This season, as co-owner of Jesse Iwuji Motorsports, the 53-year-old watched his first-year team struggle, which was not a surprise. What happened in September came as a complete surprise when the team learned that one of its primary sponsors would not honor its contract and pay the remaining millions of dollars owed. This move just confirmed what Jeff Gordon and others said months ago that NASCAR’s business model is broken. 

Emmitt Smith becomes part owner of NASCAR Xfinity Series team

Emmitt Smith was introduced to Jesse Iwuji in 2021. He sponsored the driver for a single race at Texas. As they say, the rest is history.

“We became a sponsor during that particular race and that’s how I got a chance to meet Jesse, understand what his mission was, understand what his plans were, and to try and be involved in every which way I possibly could to help enhance it,” Smith said on NBC’s Countdown to Green show. 
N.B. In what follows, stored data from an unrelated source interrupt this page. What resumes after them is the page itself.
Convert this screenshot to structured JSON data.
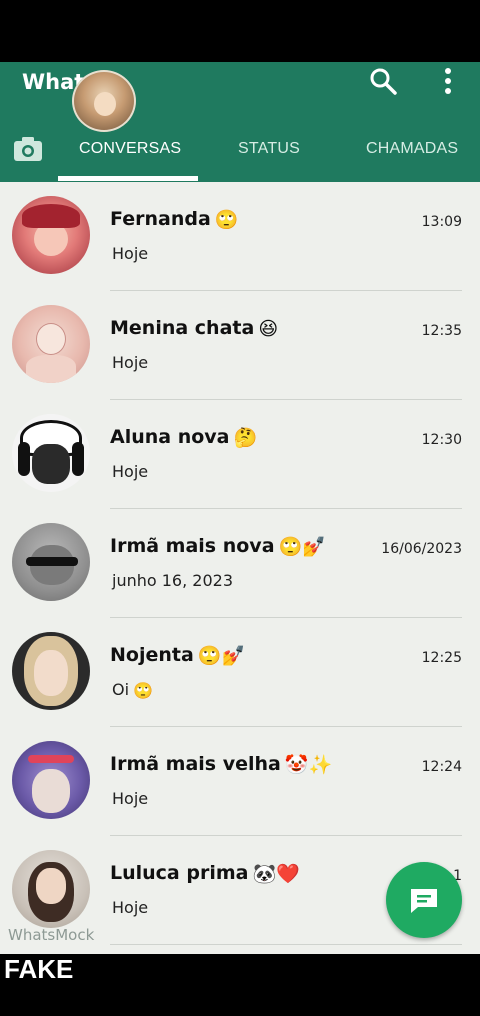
{
  "app": {
    "title": "What"
  },
  "tabs": [
    {
      "label": "CONVERSAS",
      "active": true
    },
    {
      "label": "STATUS",
      "active": false
    },
    {
      "label": "CHAMADAS",
      "active": false
    }
  ],
  "icons": {
    "camera": "camera-icon",
    "search": "search-icon",
    "menu": "more-vert-icon",
    "fab": "new-chat-icon"
  },
  "colors": {
    "appbar": "#1f7a5f",
    "fab": "#1faa62",
    "list_bg": "#eef0ec"
  },
  "chats": [
    {
      "name": "Fernanda",
      "emojis": "🙄",
      "time": "13:09",
      "preview": "Hoje"
    },
    {
      "name": "Menina chata",
      "emojis": "😆",
      "time": "12:35",
      "preview": "Hoje"
    },
    {
      "name": "Aluna nova",
      "emojis": "🤔",
      "time": "12:30",
      "preview": "Hoje"
    },
    {
      "name": "Irmã mais nova",
      "emojis": "🙄💅",
      "time": "16/06/2023",
      "preview": "junho 16, 2023"
    },
    {
      "name": "Nojenta",
      "emojis": "🙄💅",
      "time": "12:25",
      "preview": "Oi",
      "preview_emoji": "🙄"
    },
    {
      "name": "Irmã mais velha",
      "emojis": "🤡✨",
      "time": "12:24",
      "preview": "Hoje"
    },
    {
      "name": "Luluca prima",
      "emojis": "🐼❤️",
      "time": "1",
      "preview": "Hoje"
    }
  ],
  "watermark": "WhatsMock",
  "overlay_label": "FAKE"
}
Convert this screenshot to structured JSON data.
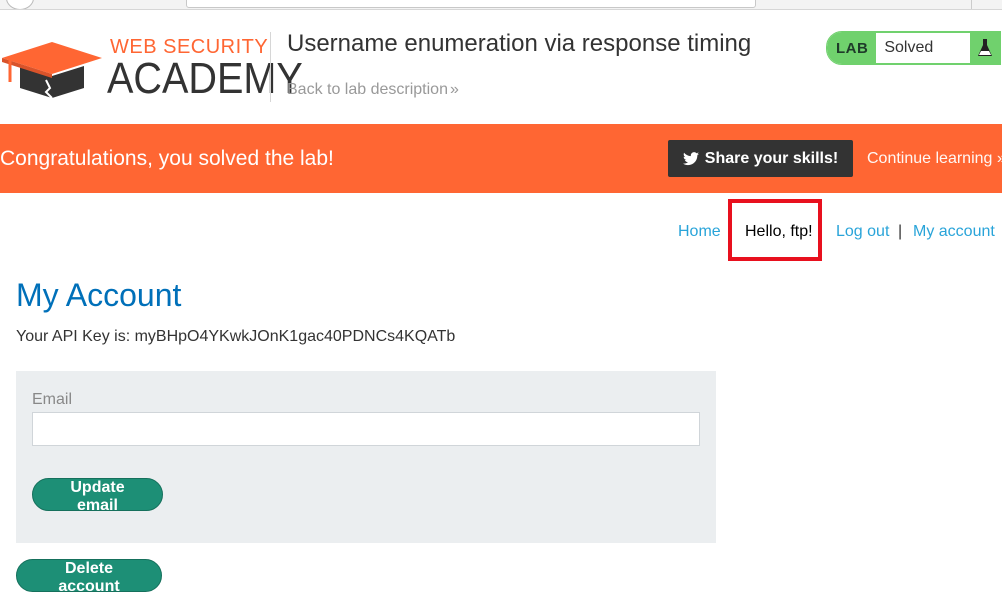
{
  "header": {
    "logo_top": "WEB SECURITY",
    "logo_bottom": "ACADEMY",
    "lab_title": "Username enumeration via response timing",
    "back_link": "Back to lab description",
    "back_chevron": "»",
    "lab_badge": "LAB",
    "lab_state": "Solved",
    "flask_icon": "flask-icon"
  },
  "banner": {
    "message": "Congratulations, you solved the lab!",
    "share_label": "Share your skills!",
    "continue_label": "Continue learning",
    "continue_chevron": "»"
  },
  "nav": {
    "home": "Home",
    "greeting": "Hello, ftp!",
    "logout": "Log out",
    "separator": "|",
    "my_account": "My account"
  },
  "main": {
    "title": "My Account",
    "api_key_text": "Your API Key is: myBHpO4YKwkJOnK1gac40PDNCs4KQATb",
    "email_label": "Email",
    "email_value": "",
    "update_button": "Update email",
    "delete_button": "Delete account"
  },
  "colors": {
    "accent_orange": "#ff6633",
    "lab_green": "#70d16d",
    "button_green": "#1d8f76",
    "link_blue": "#29a4d9",
    "title_blue": "#0070b9",
    "highlight_red": "#e8101e"
  }
}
“And not only that but bring more attention and create those opportunities that Jesse talked about. Creating a legacy. A pipeline of people that have the potential but don’t know the pathway to get there. Our mission is two or threefold. Obviously we want to win, but we also want to create opportunities for others.” 

Smith watches team struggle and encounter sponsor issues

Emmitt Smith sits at NASCAR Xfinity Series race
NASCAR Xfinity Series team owner and NFL Hall of Fame running back Emmitt Smith looks on from the Jesse Iwuji Motorsports pit box during NASCAR race at Daytona International Speedway on February 19, 2022. | Photo by Chris Graythen/Getty Images

Winning in the team’s first season was never going to happen. As is often the case for first-year teams, it’s a struggle. It was for the No. 34 car, which scored a single top-10 finish and seven DNFs in split duty between Iwuji and Kyle Weatherman. The car also failed to qualify in three races. 

While those ugly numbers aren’t surprising, what came as a total surprise to the team happened in September when an official at Equity Prime Mortgage, which sponsored the team for 14 races in 2022, informed the organization that it would not honor its sponsorship obligations and forego paying the remaining portion of the contract, totaling more than $4 million for a portion of 2022 and all of the races in 2023.  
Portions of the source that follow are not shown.